Les juridictions de Forécariah, Dubréka, Télimélé, Pita et Dalaba ont été identifiées comme pilotes pour le déploiement initial. Elles ont reçu :

  • Des ordinateurs Lenovo Tiny (Intel, SSD 500GB, Wifi 6)

  • Des ordinateurs portables HP EliteBook 650

  • Des imprimantes multifonctions LaserJet Pro

  • Des scanners mobiles Workforce ES-580W

  • Du mobilier de bureau et des fournitures diverses

Ce matériel servira au déploiement des modules 1 et 2 de l’application E-RENÉC, dédiée à la dématérialisation des jugements supplétifs et à la production d’actes d’état civil sécurisés.

Trois résultats attendus

Le projet vise à atteindre trois résultats majeurs :

  1. La mise en place d’un cadre légal et technique sécurisé pour le traitement des données de l’état civil.

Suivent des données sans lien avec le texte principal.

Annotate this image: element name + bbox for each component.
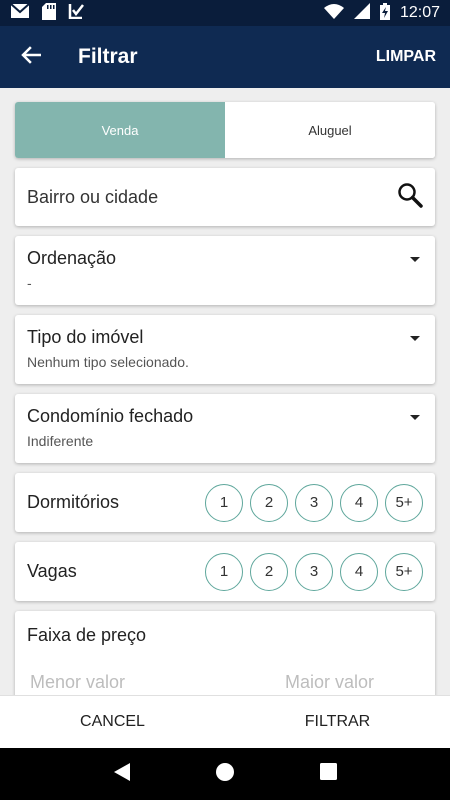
price-range-card: Faixa de preço <box>15 611 450 695</box>
ordenacao-select[interactable]: Ordenação - <box>15 236 435 305</box>
gmail-icon <box>10 3 30 23</box>
condominio-label: Condomínio fechado <box>27 406 194 426</box>
back-button[interactable] <box>0 26 62 88</box>
dormitorios-label: Dormitórios <box>27 492 120 512</box>
location-search-field[interactable]: Bairro ou cidade <box>15 168 435 226</box>
nav-back-button[interactable] <box>107 759 137 789</box>
vagas-label: Vagas <box>27 561 77 581</box>
nav-recents-button[interactable] <box>313 759 343 789</box>
tipo-imovel-value: Nenhum tipo selecionado. <box>27 354 189 370</box>
battery-charging-icon <box>379 2 390 24</box>
dropdown-arrow-icon <box>410 257 420 262</box>
download-check-icon <box>68 3 84 23</box>
price-range-label: Faixa de preço <box>27 625 147 645</box>
dormitorios-options: 1 2 3 4 5+ <box>205 483 423 522</box>
signal-icon <box>353 3 370 23</box>
status-bar: 12:07 <box>0 0 450 26</box>
tipo-imovel-select[interactable]: Tipo do imóvel Nenhum tipo selecionado. <box>15 315 435 384</box>
arrow-back-icon <box>21 45 42 69</box>
max-price-input[interactable] <box>282 672 450 693</box>
cancel-button[interactable]: CANCEL <box>0 696 225 748</box>
vagas-option-3[interactable]: 3 <box>295 552 333 591</box>
clear-button[interactable]: LIMPAR <box>376 48 436 66</box>
tipo-imovel-label: Tipo do imóvel <box>27 327 144 347</box>
dormitorios-option-4[interactable]: 4 <box>340 483 378 522</box>
min-price-input[interactable] <box>27 672 262 693</box>
filter-form: Venda Aluguel Bairro ou cidade Ordenação… <box>0 88 450 695</box>
dormitorios-option-2[interactable]: 2 <box>250 483 288 522</box>
dormitorios-option-5plus[interactable]: 5+ <box>385 483 423 522</box>
circle-home-icon <box>215 762 235 787</box>
dormitorios-option-3[interactable]: 3 <box>295 483 333 522</box>
location-search-placeholder: Bairro ou cidade <box>27 186 159 207</box>
nav-home-button[interactable] <box>210 759 240 789</box>
page-title: Filtrar <box>78 45 138 68</box>
price-range-inputs <box>27 672 450 693</box>
ordenacao-value: - <box>27 275 32 291</box>
vagas-options: 1 2 3 4 5+ <box>205 552 423 591</box>
vagas-option-2[interactable]: 2 <box>250 552 288 591</box>
system-navigation-bar <box>0 748 450 800</box>
condominio-value: Indiferente <box>27 433 94 449</box>
bottom-action-bar: CANCEL FILTRAR <box>0 695 450 748</box>
triangle-back-icon <box>113 762 130 786</box>
condominio-select[interactable]: Condomínio fechado Indiferente <box>15 394 435 463</box>
search-icon[interactable] <box>397 182 423 213</box>
vagas-option-1[interactable]: 1 <box>205 552 243 591</box>
ordenacao-label: Ordenação <box>27 248 117 268</box>
transaction-type-segment: Venda Aluguel <box>15 102 435 158</box>
vagas-option-5plus[interactable]: 5+ <box>385 552 423 591</box>
dropdown-arrow-icon <box>410 415 420 420</box>
dormitorios-option-1[interactable]: 1 <box>205 483 243 522</box>
wifi-icon <box>323 3 344 23</box>
dropdown-arrow-icon <box>410 336 420 341</box>
square-recents-icon <box>319 763 337 785</box>
status-right-icons: 12:07 <box>323 2 440 24</box>
app-bar: Filtrar LIMPAR <box>0 26 450 88</box>
vagas-option-4[interactable]: 4 <box>340 552 378 591</box>
filter-button[interactable]: FILTRAR <box>225 696 450 748</box>
vagas-selector: Vagas 1 2 3 4 5+ <box>15 542 435 601</box>
status-left-icons <box>10 2 84 24</box>
segment-aluguel[interactable]: Aluguel <box>225 102 435 158</box>
dormitorios-selector: Dormitórios 1 2 3 4 5+ <box>15 473 435 532</box>
sd-card-icon <box>42 2 56 24</box>
segment-venda[interactable]: Venda <box>15 102 225 158</box>
status-time: 12:07 <box>399 4 440 21</box>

  2. Le développement d’un projet pilote opérationnel dans les zones sélectionnées.

  3. Le renforcement des capacités des acteurs de l’état civil, via la formation et l’accompagnement technique.

L’installation des équipements est confiée à des équipes mixtes composées d’experts d’Enabel et de partenaires nationaux, en collaboration avec le Programme National de Recensement Administratif à Vocation d’État Civil (PN-RAVEC).

Un engagement gouvernemental fort

Dans son allocution, le ministre Yaya Kaïraba Kaba a salué cette initiative conjointe, soulignant l’importance de la coordination intersectorielle, et remerciant les partenaires techniques et financiers, dont l’Union Européenne et Enabel. Il a réaffirmé l’engagement du gouvernement à faire de la digitalisation de l’état civil une priorité nationale, dans le respect des standards internationaux.

Cette action s’inscrit dans la vision du Président de la République, le Général Mamadi Doumbouya, pour un État moderne, fiable, et protecteur des droits de ses citoyens.